02/06/2020 0 By indiafreenotes

Aesthetics, or esthetics, is a branch of philosophy that deals with the nature of beauty and taste, as well as the philosophy of art (its own area of philosophy that comes out of aesthetics). It examines subjective and sensori-emotional values, or sometimes called judgments of sentiment and taste.

Aesthetics covers both natural and artificial sources of aesthetic experience and judgment. It considers what happens in our minds when we engage with aesthetic objects or environments such as in viewing visual art, listening to music, reading poetry, experiencing a play, exploring nature, and so on. The philosophy of art specifically studies how artists imagine, create, and perform works of art, as well as how people use, enjoy, and criticize their art. It deals with how one feels about art in general, why they like some works of art and not others, and how art can affect our moods or even our beliefs. Both aesthetics generally and philosophy of art especially ask questions like “what is art?”, “what is a work of art?”, and “what makes good art?”.

Scholars in the field have defined aesthetics as “critical reflection on art, culture and nature”. In modern English, the term “aesthetic” can also refer to a set of principles underlying the works of a particular art movement or theory (one speaks, for example, of a Renaissance aesthetic).

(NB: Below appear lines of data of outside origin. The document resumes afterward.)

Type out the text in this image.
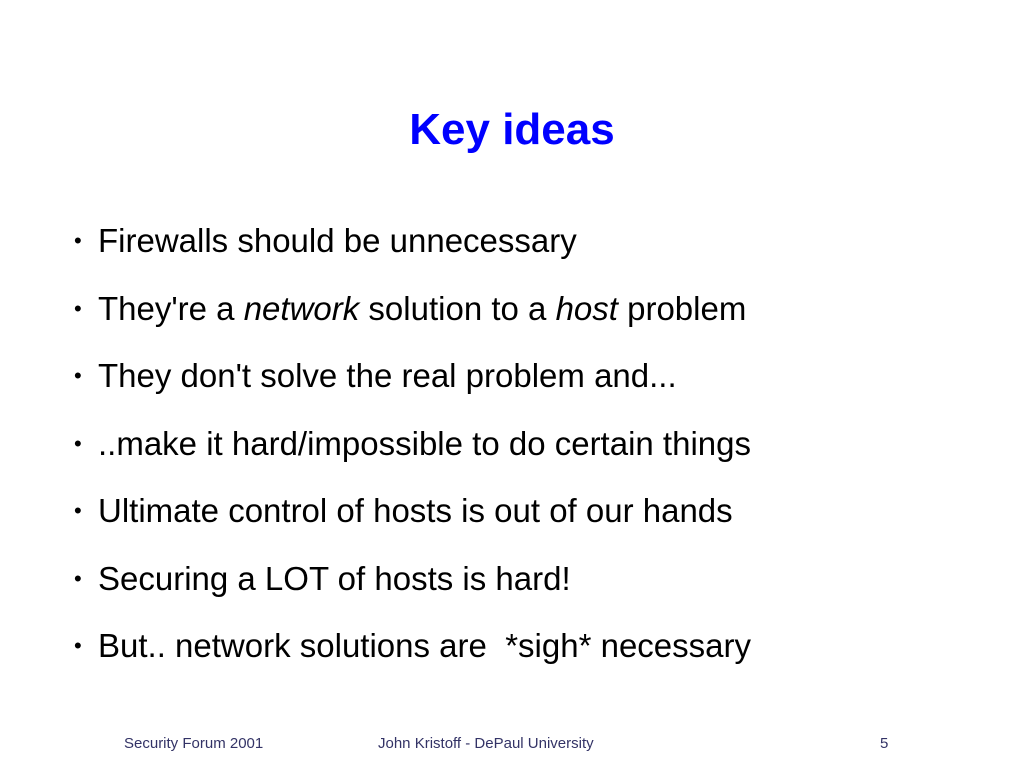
Key ideas
• Firewalls should be unnecessary
• They're a network solution to a host problem
• They don't solve the real problem and...
• ..make it hard/impossible to do certain things
• Ultimate control of hosts is out of our hands
• Securing a LOT of hosts is hard!
• But.. network solutions are  *sigh* necessary
Security Forum 2001	John Kristoff - DePaul University	5
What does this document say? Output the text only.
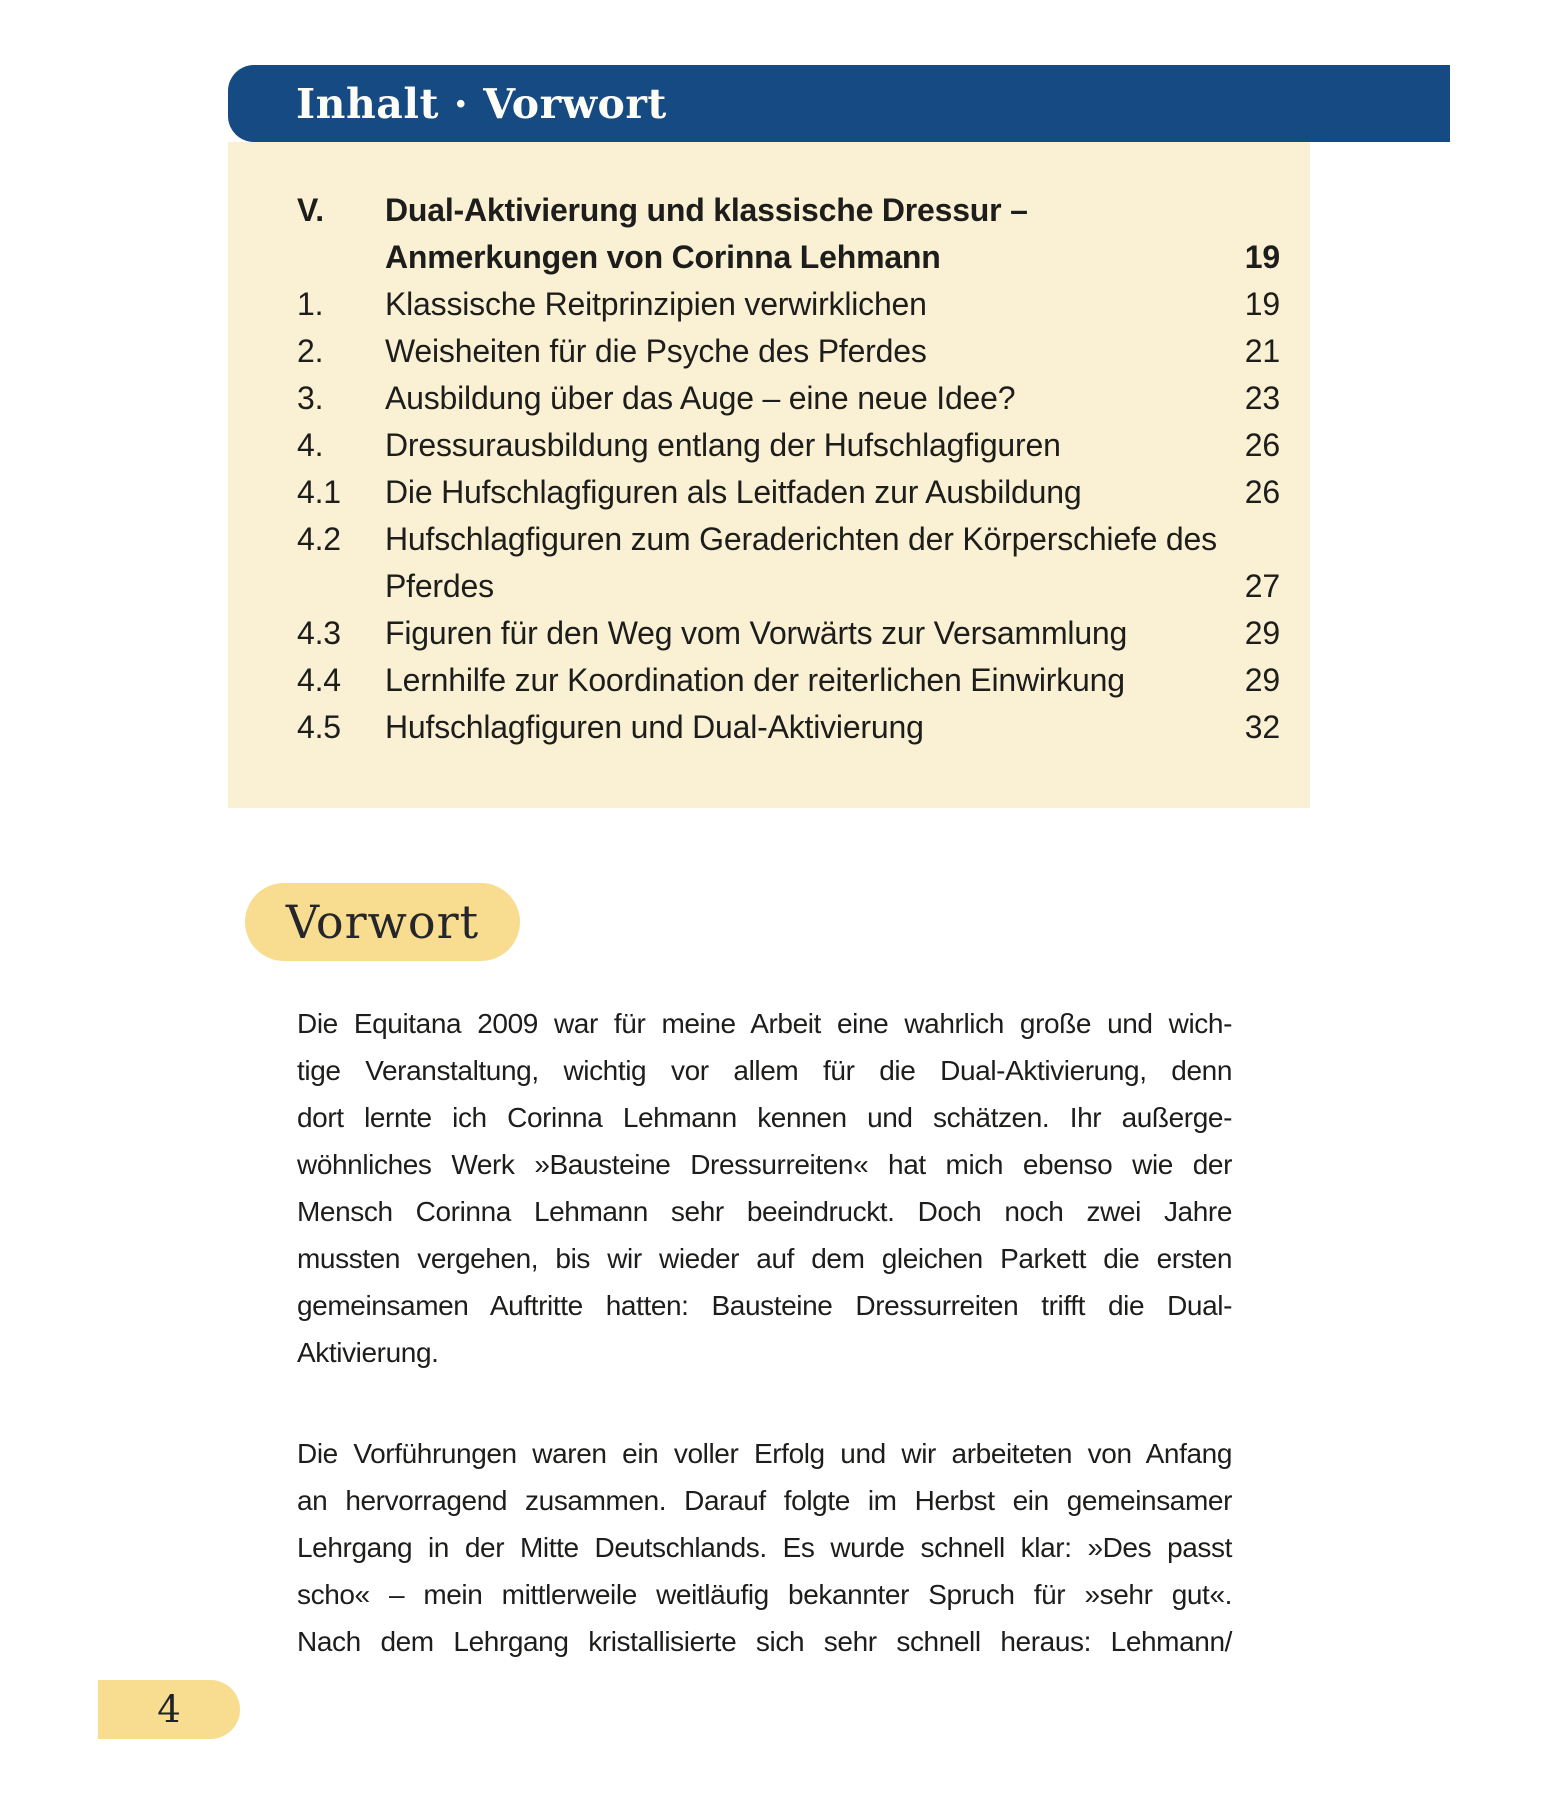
Inhalt · Vorwort
V.	Dual-Aktivierung und klassische Dressur –
Anmerkungen von Corinna Lehmann	19
1.	Klassische Reitprinzipien verwirklichen	19
2.	Weisheiten für die Psyche des Pferdes	21
3.	Ausbildung über das Auge – eine neue Idee?	23
4.	Dressurausbildung entlang der Hufschlagfiguren	26
4.1	Die Hufschlagfiguren als Leitfaden zur Ausbildung	26
4.2	Hufschlagfiguren zum Geraderichten der Körperschiefe des
Pferdes	27
4.3	Figuren für den Weg vom Vorwärts zur Versammlung	29
4.4	Lernhilfe zur Koordination der reiterlichen Einwirkung	29
4.5	Hufschlagfiguren und Dual-Aktivierung	32
Vorwort
Die Equitana 2009 war für meine Arbeit eine wahrlich große und wich-
tige Veranstaltung, wichtig vor allem für die Dual-Aktivierung, denn
dort lernte ich Corinna Lehmann kennen und schätzen. Ihr außerge-
wöhnliches Werk »Bausteine Dressurreiten« hat mich ebenso wie der
Mensch Corinna Lehmann sehr beeindruckt. Doch noch zwei Jahre
mussten vergehen, bis wir wieder auf dem gleichen Parkett die ersten
gemeinsamen Auftritte hatten: Bausteine Dressurreiten trifft die Dual-
Aktivierung.
Die Vorführungen waren ein voller Erfolg und wir arbeiteten von Anfang
an hervorragend zusammen. Darauf folgte im Herbst ein gemeinsamer
Lehrgang in der Mitte Deutschlands. Es wurde schnell klar: »Des passt
scho« – mein mittlerweile weitläufig bekannter Spruch für »sehr gut«.
Nach dem Lehrgang kristallisierte sich sehr schnell heraus: Lehmann/
4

Aesthetic Stage Descriptions

Stage 1: Accountive

Accountive viewers are storytellers. Using their senses, memories, and personal associations, they make concrete observations about a work of art that are woven into a narrative. Here, judgments are based on what is known and what is liked. Emotions color viewers’ comments, as they seem to enter the work of art and become part of its unfolding narrative.

Stage 2: Constructive

Constructive viewers set about building a framework for looking at works of art, using the most logical and accessible tools: their own perceptions, their knowledge of the natural world, and the values of their social, moral and conventional world. If the work does not look the way it is supposed to, if craft, skill, technique, hard work, utility, and function are not evident, or if the subject seems inappropriate, then these viewers judge the work to be weird, lacking, or of no value. Their sense of what is realistic is the standard often applied to determine value. As emotions begin to go underground, these viewers begin to distance themselves from the work of art.

Stage 3: Classifying

Classifying viewers adopt the analytical and critical stance of the art historian. They want to identify the work as to place, school, style, time and provenance. They decode the work using their library of facts and figures which they are ready and eager to expand. This viewer believes that properly categorized, the work of art’s meaning and message can be explained and rationalized.

Stage 4: Interpretive

Interpretive viewers seek a personal encounter with a work of art. Exploring the work, letting its meaning slowly unfold, they appreciate subtleties of line and shape and color. Now critical skills are put in the service of feelings and intuitions as these viewers let underlying meanings of the work what it symbolizes emerge. Each new encounter with a work of art presents a chance for new comparisons, insights, and experiences. Knowing that the work of art’s identity and value are subject to reinterpretation, these viewers see their own processes subject to chance and change.

Stage 5: Re-Creative

Re-creative viewers, having a long history of viewing and reflecting about works of art, now willingly suspend disbelief. A familiar painting is like an old friend who is known intimately, yet full of surprise, deserving attention on a daily level but also existing on an elevated plane. As in all important friendships, time is a key ingredient, allowing Stage 5 viewers to know the ecology of a work — its time, its history, its questions, its travels, its intricacies. Drawing on their own history with one work in particular, and with viewing in general, these viewers combine personal contemplation with views that broadly encompass universal concerns. Here, memory infuses the landscape of the painting, intricately combining the personal and the universal.